Ocurrió el pasado martes, primer día de diciembre, en un lugar desconocido, en ese espacio misterioso que parece estar tan lejos y, a la vez, tan cerca. Ese lugar del que pocos hablan, pero en el que todos piensan, aunque no lo digan, y que imaginan de alguna manera, sin importar edad, cultura, habla o tradición.

De pronto, ¡zas!, una túnica vuela a la carrera escaleras abajo, un mensajero con prisa, con un recado importante, con algo que no puede esperar:

–¡Señor, venga, hay una niña corriendo hacia aquí, saltando camino arriba, con un cuaderno y un lápiz en sus manos!

–Ya lo sé, Pedro. ¿Y qué tiene eso de especial? Es tu trabajo recibirla, ¿no?

–Sí, sí... pero es que esta niña es un poco singular. Verá... esta hizo muchas cosas ahí abajo, de las que importan, ya sabe. No pudo ir a la Universidad, pese a ser alumna aventajada, eran tiempos difíciles para las de su edad, tiempos de coser y cocinar, pero logró abrirse camino. Una hormiguita, Señor. Escribió y escribió, primero para ella y luego para los demás, ganándose la vida. Cientos de artículos, entrevistas, conoció el lado más humano de tanta gente, personas muy distintas en sus formas de pensar y vivir. Y todos la apreciaron... Escribió seis libros, sacando tiempo de no se sabe dónde. Rompió en mil pedazos su propio molde, y el estigma de su generación. Incluso diría que pudo ser para algunos una elegante transgresora. Trabajó mucho, hasta los 78 años, si no me sale la cuenta mal.
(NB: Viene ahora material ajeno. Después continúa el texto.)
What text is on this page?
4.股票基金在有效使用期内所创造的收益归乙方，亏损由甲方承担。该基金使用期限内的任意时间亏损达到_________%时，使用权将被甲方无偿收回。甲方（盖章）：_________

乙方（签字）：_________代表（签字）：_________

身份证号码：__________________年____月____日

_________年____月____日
–Todo eso ya lo sé, Pedro, ¿y qué más? ¿A qué tanto revuelo?

–Crio además nueve hijos, Señor. Nueve bocas, en las buenas y en las malas, que también me consta que las tuvo. Luchó mucho por ellos, mucho. Cocinó toneladas y, por cierto, muy bien por lo que me cuentan. Ya le pediremos que nos prepare algo. Fue la mayor de catorce hermanos. Catorce, oiga. Vio nacer a trece nietos. Y además, aunque pocos se lo reconozcan, soportó a sus espaldas a unos veinte mil socios, que disfrutaron muchos domingos a costa de su soledad y fortaleza. Ya sabe, la cara oculta de la felicidad, que ahí abajo tantas veces no se ve.

–Eso te crees tú, Pedro. Sí se ve, aunque las personas son libres, recuerda. Pero bueno, ¿hay algo más?

–Esta niña soñó siempre, y vivió muchas cosas. Fue en un tiempo muy feliz, pero también sufrió mucho, y tantas veces... Si me lo permite, creo que le pusimos demasiada mochila a cargar, Señor. Aunque siempre tuvo fe, siempre nos habló, consultó y quiso. Nunca nos dio la espalda. Diría que quiso ser como una roca, o al menos luchó para parecerse a ellas, a la Peñona de Estaño, que tanto le gustaba. Muchas veces, para no agobiar o molestar a sus seres queridos, fingió ser como ella, con mucho dolor. Y las personas no son rocas, Señor, usted lo sabe. Son más frágiles. Ni siquiera cuando le enviamos esa enfermedad que tanto la hizo sufrir, ni ahí desfalleció. Me han contado que, en sus últimos esfuerzos, hasta guiñó un ojo a sus hijos. Esta niña dio mucho más de lo que recibió. No exagero, Señor. Diría que lo dio todo...

–Tienes razón, Pedro. Como casi siempre. Para eso te puse ahí. Ábrele, anda, no la hagas esperar.

Así fue como esa niña, con su melena negra y rizada, su faldita de La Asunción, las medias bajadas y su enorme sonrisa, entró tímidamente en su nueva casa, los ojos bien abiertos, mirando con curiosidad hacia todas partes, sin soltar su cuaderno y su lápiz.

–Hola, Cuquita. Supongo que sabes quién soy. Yo, de ti, ya lo sé todo. Pasa. ¿Quieres merendar?... Aunque supongo que antes, como siempre, querrás hacerme un montón de preguntas... Venga, tenemos todo el tiempo ya, dispara...

Y entonces Cuquita, sintiendo su mano en su hombro, sonrió, se sentó cruzando sus piernas, se mordió el labio, abrió su cuaderno azul, desenfundó su lápiz y, mirándole fijamente a los ojos, agradecida y alegre, comenzó a disparar. Comenzó la entrevista con la que siempre soñó.

Gracias por todo, mami, te queremos. Descansa en paz.